Greg Clark on why he stepped down suddenly as Alberta Party leader

Greg Clark spoke with CBC Radio’s Alberta@Noon on Monday about his sudden decision to resign Friday as the Alberta Party’s leader.

You can watch the video here in the web story and join the conversation on Facebook.

  • This web story will be updated after the show ends.

Clark resigned Friday, saying he had consulted with the Alberta Party’s board and agreed to “throw open” a leadership race to spark a membership drive.

“As the Alberta Party grows, we need to do something to really jump-start the party and make us viable, put us in a position to actually compete to win the 2019 election,” Clark said at the time.

Clark became leader of the centrist party in 2013, and secured the party’s the first seat with his 2015 election to represent the riding of Calgary-Elbow at the provincial legislature.

Alberta Party Leader Greg Clark says he is quitting the position to spark a leadership race he says is needed to galvanize support for a party that is on the rise. (Jason Franson/The Canadian Press)

The party now has two members, after Calgary-Mackay-Nose Hill MLA Karen McPherson joined its caucus at the end of October.
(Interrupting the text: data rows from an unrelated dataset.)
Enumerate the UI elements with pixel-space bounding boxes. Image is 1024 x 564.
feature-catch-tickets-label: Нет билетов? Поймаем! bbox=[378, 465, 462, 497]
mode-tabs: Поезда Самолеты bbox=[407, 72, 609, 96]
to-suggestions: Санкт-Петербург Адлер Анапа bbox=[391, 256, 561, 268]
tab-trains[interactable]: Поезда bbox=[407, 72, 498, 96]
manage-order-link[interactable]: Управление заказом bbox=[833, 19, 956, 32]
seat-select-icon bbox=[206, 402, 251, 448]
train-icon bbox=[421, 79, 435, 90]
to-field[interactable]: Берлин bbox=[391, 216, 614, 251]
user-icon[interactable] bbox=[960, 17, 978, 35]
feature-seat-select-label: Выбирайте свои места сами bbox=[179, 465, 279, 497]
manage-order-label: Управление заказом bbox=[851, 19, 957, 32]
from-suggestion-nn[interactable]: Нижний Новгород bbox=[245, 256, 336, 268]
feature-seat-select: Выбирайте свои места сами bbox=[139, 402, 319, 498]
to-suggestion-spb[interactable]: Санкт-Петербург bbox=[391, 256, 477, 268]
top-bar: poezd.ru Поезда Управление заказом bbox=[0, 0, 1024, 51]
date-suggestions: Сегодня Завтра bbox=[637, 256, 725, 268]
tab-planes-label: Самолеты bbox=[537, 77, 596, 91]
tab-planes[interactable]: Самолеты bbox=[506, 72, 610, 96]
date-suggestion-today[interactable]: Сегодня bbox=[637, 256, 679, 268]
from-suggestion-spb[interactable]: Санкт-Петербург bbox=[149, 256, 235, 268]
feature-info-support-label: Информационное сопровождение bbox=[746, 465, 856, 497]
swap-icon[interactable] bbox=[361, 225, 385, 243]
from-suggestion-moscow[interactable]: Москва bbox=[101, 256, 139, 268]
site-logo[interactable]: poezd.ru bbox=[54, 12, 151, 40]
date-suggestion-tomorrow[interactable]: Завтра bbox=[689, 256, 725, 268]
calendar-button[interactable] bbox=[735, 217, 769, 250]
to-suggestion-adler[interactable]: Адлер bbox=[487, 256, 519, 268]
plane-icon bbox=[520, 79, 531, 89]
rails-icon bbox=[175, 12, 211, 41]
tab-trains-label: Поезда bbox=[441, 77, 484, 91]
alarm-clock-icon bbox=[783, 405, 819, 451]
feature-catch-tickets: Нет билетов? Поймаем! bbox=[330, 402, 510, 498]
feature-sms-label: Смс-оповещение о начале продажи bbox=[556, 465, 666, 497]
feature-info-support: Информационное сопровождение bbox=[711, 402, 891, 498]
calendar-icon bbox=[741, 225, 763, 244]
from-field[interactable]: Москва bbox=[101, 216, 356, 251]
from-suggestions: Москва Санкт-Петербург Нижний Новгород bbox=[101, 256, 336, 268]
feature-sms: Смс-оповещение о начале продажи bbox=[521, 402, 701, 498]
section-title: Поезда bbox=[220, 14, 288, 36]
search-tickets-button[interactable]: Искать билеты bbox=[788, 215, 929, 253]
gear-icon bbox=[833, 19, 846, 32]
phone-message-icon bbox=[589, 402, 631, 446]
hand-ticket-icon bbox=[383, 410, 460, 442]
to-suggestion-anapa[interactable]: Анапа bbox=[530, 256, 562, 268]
McPherson left the NDP earlier that month to sit as an Independent.

The second MLA gives the party more questions at the legislature and $136,000 in extra caucus funding.

The party has been picking up momentum in the last few months with these changes and following the recent creation of the United Conservative Party.

Clark’s sudden resignation could have the opposite effect and slow that growth, Mount Royal University political scientist Duane Bratt said earlier Monday on Radio Active.

“This is going to show you that maybe they don’t have their own act together and that you’re going to have to pick and choose between the left and the right because the centre can’t hold itself,” he told CBC News.

“It can’t get its act together.”

‘Bit of a risk’

But Susan Elliot, a former Progressive Conservative strategist and current Alberta Party volunteer, argues the volunteers will be motivated by the leadership race to run events, collect donations and sell memberships.

That’s what’s needed ahead of the next election, Elliot said Monday morning on on The Calgary Eyeopener.

“Listen, it’s a bit of a risk. It’s a bold move. I give Greg full credit for saying, at my personal expense, I’m going to do what I believe… I need to do to make this party move forward very quickly,” she said.